Replace all references to context.run_config with context.pipeline_run. The run_config field on the pipeline execution context has been removed and replaced with pipeline_run, a PipelineRun instance. Along with the fields previously on RunConfig, this also includes the pipeline run status.

Scheduler

Scheduler configuration has been moved to the dagster.yaml. After upgrading, the previous schedule history is no longer compatible with the new storage.
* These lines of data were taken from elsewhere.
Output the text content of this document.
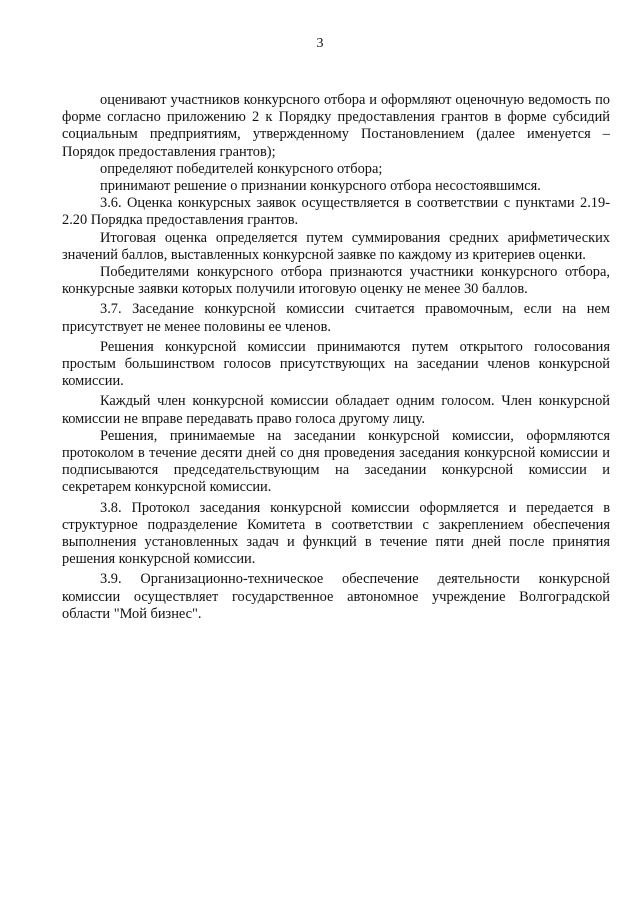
3

оценивают участников конкурсного отбора и оформляют оценочную ведомость по форме согласно приложению 2 к Порядку предоставления грантов в форме субсидий социальным предприятиям, утвержденному Постановлением (далее именуется – Порядок предоставления грантов);

определяют победителей конкурсного отбора;

принимают решение о признании конкурсного отбора несостоявшимся.

3.6. Оценка конкурсных заявок осуществляется в соответствии с пунктами 2.19-2.20 Порядка предоставления грантов.

Итоговая оценка определяется путем суммирования средних арифметических значений баллов, выставленных конкурсной заявке по каждому из критериев оценки.

Победителями конкурсного отбора признаются участники конкурсного отбора, конкурсные заявки которых получили итоговую оценку не менее 30 баллов.

3.7. Заседание конкурсной комиссии считается правомочным, если на нем присутствует не менее половины ее членов.

Решения конкурсной комиссии принимаются путем открытого голосования простым большинством голосов присутствующих на заседании членов конкурсной комиссии.

Каждый член конкурсной комиссии обладает одним голосом. Член конкурсной комиссии не вправе передавать право голоса другому лицу.

Решения, принимаемые на заседании конкурсной комиссии, оформляются протоколом в течение десяти дней со дня проведения заседания конкурсной комиссии и подписываются председательствующим на заседании конкурсной комиссии и секретарем конкурсной комиссии.

3.8. Протокол заседания конкурсной комиссии оформляется и передается в структурное подразделение Комитета в соответствии с закреплением обеспечения выполнения установленных задач и функций в течение пяти дней после принятия решения конкурсной комиссии.

3.9. Организационно-техническое обеспечение деятельности конкурсной комиссии осуществляет государственное автономное учреждение Волгоградской области "Мой бизнес".
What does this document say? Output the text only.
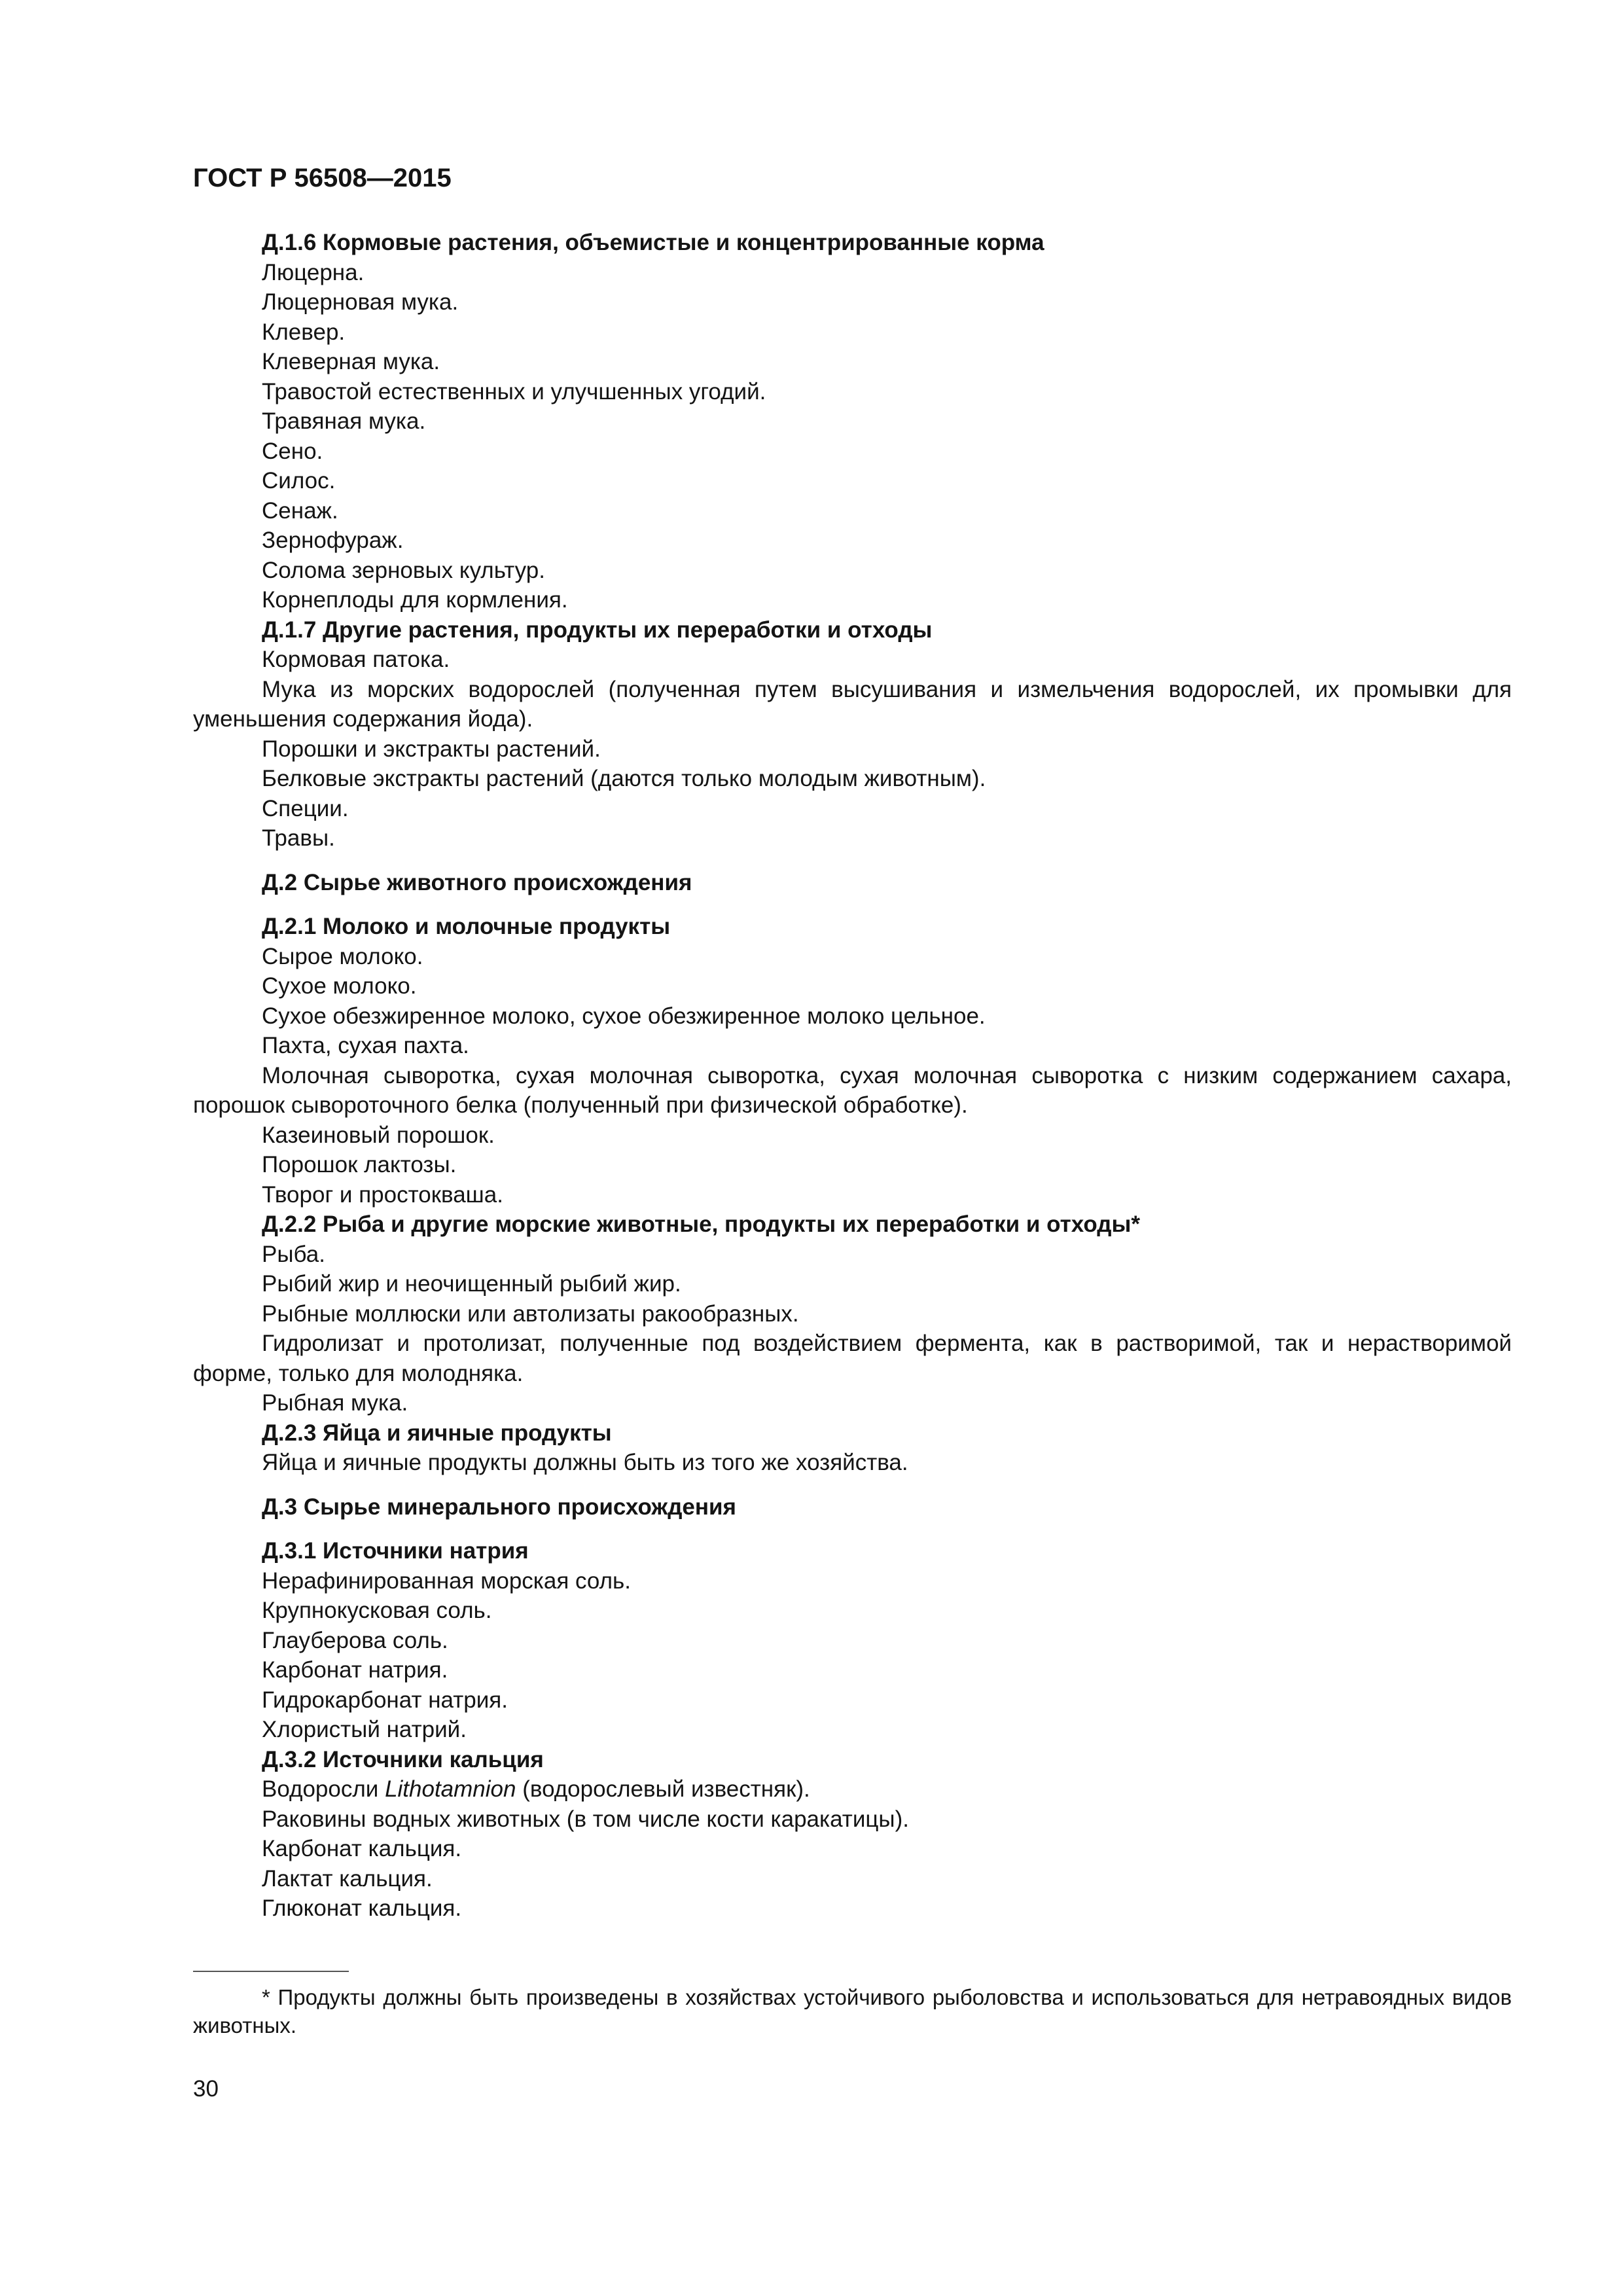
ГОСТ Р 56508—2015

Д.1.6 Кормовые растения, объемистые и концентрированные корма

Люцерна.

Люцерновая мука.

Клевер.

Клеверная мука.

Травостой естественных и улучшенных угодий.

Травяная мука.

Сено.

Силос.

Сенаж.

Зернофураж.

Солома зерновых культур.

Корнеплоды для кормления.

Д.1.7 Другие растения, продукты их переработки и отходы

Кормовая патока.

Мука из морских водорослей (полученная путем высушивания и измельчения водорослей, их промывки для уменьшения содержания йода).

Порошки и экстракты растений.

Белковые экстракты растений (даются только молодым животным).

Специи.

Травы.

Д.2 Сырье животного происхождения

Д.2.1 Молоко и молочные продукты

Сырое молоко.

Сухое молоко.

Сухое обезжиренное молоко, сухое обезжиренное молоко цельное.

Пахта, сухая пахта.

Молочная сыворотка, сухая молочная сыворотка, сухая молочная сыворотка с низким содержанием сахара, порошок сывороточного белка (полученный при физической обработке).

Казеиновый порошок.

Порошок лактозы.

Творог и простокваша.

Д.2.2 Рыба и другие морские животные, продукты их переработки и отходы*

Рыба.

Рыбий жир и неочищенный рыбий жир.

Рыбные моллюски или автолизаты ракообразных.

Гидролизат и протолизат, полученные под воздействием фермента, как в растворимой, так и нерастворимой форме, только для молодняка.

Рыбная мука.

Д.2.3 Яйца и яичные продукты

Яйца и яичные продукты должны быть из того же хозяйства.

Д.3 Сырье минерального происхождения

Д.3.1 Источники натрия

Нерафинированная морская соль.

Крупнокусковая соль.

Глауберова соль.

Карбонат натрия.

Гидрокарбонат натрия.

Хлористый натрий.

Д.3.2 Источники кальция

Водоросли Lithotamnion (водорослевый известняк).

Раковины водных животных (в том числе кости каракатицы).

Карбонат кальция.

Лактат кальция.

Глюконат кальция.

* Продукты должны быть произведены в хозяйствах устойчивого рыболовства и использоваться для нетравоядных видов животных.

30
Make sure you delete your existing $DAGSTER_HOME/schedules directory, then run:

dagster schedule wipe && dagster schedule up

Error:

TypeError: schedules() got an unexpected keyword argument 'scheduler'

Fix:

The @schedules decorator no longer takes a scheduler argument. Remove the argument and instead configure the scheduler on the instance.

Instead of:

@schedules(scheduler=SystemCronScheduler)
def define_schedules():
    ...

Remove the scheduler argument:

@schedules
def define_schedules():
    ...

Configure the scheduler on your instance by adding the following to $DAGSTER_HOME/dagster.yaml:

scheduler:
    module: dagster_cron.cron_scheduler
    class: SystemCronScheduler

Error:

TypeError: <lambda>() takes 0 positional arguments but 1 was given"

Stack Trace:

    File ".../dagster/python_modules/dagster/dagster/core/definitions/schedule.py", line 171, in should_execute
        return self._should_execute(context)

Fix:

The should_execute and environment_dict_fn argument to ScheduleDefinition now has a required first argument context, representing the ScheduleExecutionContext.